RIYL: Tame Impala, Grizzly Bear, Animal Collective


EARTHGANG, the Atlanta-based rap duo, shared “AMERICAN HORROR STORY,” the first single from their sophomore project “Ghetto Gods.” The duo trace the carnage of the Black American experience from the first slave ship to gentrification.
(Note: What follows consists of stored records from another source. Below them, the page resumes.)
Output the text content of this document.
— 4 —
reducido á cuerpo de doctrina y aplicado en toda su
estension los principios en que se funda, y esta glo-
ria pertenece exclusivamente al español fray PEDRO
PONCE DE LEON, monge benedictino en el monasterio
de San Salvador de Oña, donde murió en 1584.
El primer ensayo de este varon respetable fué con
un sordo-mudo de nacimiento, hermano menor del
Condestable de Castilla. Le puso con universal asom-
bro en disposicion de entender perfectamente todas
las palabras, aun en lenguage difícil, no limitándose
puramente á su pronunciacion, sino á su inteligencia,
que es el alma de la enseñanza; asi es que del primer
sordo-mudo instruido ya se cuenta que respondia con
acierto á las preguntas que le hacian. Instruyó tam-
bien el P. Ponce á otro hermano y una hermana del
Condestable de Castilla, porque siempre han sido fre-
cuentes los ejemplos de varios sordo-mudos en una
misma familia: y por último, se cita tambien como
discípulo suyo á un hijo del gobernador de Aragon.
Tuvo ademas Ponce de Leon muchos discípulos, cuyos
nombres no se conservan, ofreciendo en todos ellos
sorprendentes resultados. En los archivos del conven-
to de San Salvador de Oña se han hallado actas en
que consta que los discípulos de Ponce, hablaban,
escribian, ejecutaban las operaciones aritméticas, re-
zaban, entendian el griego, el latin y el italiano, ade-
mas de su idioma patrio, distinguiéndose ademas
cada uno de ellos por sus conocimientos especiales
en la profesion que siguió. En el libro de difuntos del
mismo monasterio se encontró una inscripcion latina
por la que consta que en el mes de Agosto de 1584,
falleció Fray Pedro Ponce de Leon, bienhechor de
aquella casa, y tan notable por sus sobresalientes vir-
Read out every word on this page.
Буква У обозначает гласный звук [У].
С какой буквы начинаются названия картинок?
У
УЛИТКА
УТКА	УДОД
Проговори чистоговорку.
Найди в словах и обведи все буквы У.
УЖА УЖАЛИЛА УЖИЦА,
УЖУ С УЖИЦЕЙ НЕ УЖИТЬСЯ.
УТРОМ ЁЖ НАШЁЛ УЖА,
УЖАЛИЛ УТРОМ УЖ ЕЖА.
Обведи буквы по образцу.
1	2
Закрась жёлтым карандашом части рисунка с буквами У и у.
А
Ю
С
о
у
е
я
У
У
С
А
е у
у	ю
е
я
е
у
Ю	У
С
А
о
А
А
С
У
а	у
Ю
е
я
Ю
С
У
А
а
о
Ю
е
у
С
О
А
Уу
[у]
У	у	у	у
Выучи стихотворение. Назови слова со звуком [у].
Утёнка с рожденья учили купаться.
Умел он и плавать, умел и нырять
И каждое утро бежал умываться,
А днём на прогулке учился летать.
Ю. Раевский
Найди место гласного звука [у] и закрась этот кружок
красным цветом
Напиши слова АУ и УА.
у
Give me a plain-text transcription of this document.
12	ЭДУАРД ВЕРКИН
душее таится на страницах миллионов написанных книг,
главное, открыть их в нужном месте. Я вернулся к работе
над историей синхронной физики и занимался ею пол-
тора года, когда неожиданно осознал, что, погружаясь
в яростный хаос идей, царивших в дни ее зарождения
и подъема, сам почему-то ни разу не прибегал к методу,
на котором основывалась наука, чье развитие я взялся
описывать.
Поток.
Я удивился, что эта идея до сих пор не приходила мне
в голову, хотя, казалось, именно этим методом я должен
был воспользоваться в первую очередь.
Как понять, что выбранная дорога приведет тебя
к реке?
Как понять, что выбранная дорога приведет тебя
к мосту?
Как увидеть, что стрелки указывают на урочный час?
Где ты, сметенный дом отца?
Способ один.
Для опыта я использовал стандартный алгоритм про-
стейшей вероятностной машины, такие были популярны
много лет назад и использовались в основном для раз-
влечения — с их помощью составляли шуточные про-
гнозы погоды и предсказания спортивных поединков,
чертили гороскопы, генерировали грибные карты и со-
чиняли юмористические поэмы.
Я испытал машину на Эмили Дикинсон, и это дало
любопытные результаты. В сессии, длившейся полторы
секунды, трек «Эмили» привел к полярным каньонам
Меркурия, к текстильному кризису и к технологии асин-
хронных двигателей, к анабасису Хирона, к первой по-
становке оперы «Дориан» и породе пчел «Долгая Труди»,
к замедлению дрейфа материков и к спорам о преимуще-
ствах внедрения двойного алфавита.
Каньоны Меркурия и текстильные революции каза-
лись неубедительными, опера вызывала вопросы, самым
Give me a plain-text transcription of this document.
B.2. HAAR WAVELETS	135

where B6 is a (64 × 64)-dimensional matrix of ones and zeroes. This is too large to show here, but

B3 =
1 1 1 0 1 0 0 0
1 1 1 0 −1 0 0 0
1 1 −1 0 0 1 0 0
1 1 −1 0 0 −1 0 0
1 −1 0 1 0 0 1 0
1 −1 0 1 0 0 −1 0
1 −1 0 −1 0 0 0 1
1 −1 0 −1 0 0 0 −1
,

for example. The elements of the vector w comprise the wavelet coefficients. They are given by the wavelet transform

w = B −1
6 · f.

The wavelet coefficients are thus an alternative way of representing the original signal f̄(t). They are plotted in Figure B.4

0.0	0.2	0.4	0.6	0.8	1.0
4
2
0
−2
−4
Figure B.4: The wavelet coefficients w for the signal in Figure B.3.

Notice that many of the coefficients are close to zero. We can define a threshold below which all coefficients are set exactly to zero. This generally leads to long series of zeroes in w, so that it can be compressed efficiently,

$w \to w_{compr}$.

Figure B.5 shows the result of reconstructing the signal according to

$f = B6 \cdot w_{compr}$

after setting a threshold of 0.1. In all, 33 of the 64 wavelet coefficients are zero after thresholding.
They make room for light-hearted boasting, but there’s an overarching theme of anxiety at the heart of the track that’s summarized on the hook.

RIYL: JID, Smino, Spillage Village

11. “Guillotine,” Pi’erre Bourne (2019)

Pi’erre Bourne is best known for producing rap tracks and for his work with Playboi Carti. “Guillotine” comes from one of Bourne’s solo albums, “The Life of Pi’erre 4.” Despite the apparent simplicity of the track, the vocals are layered with complexity proving Bourne to be just as talented a rapper as he is a producer. 

RIYL: Playboi Carti, Yung Nudy, UnoTheActivist

12. “Earth,” Mac Miller, Future (2013)

“Earth,” was a track originally cut from Mac Miller’s sophomore album “Watching Movies with The Sound Off,” but later released alongside live recordings entitled “Live From Space.” The R&B song pays homage to the women keeping rappers grounded throughout their career and features a rare instance of Future singing over a soul beat, rather than synths, autotune or booming 808 drums. 

RIYL: Kid Cudi, Pusha T, ScHoolboy Q

13. “Footsteps in the Dark, Pts. 1 & 2,” Isley Brothers (1977)

“Footsteps in the Dark” has been sampled by countless popular songs, such as “It Was A Good Day” by Ice Cube or “Them Changes” by Thundercat. The signature track was originally meant for gloomy sets but has become an essential beat for slow jam ballads. The poetic lyrics provide an introspective experience for the listener, and can be enjoyed at any time of the day.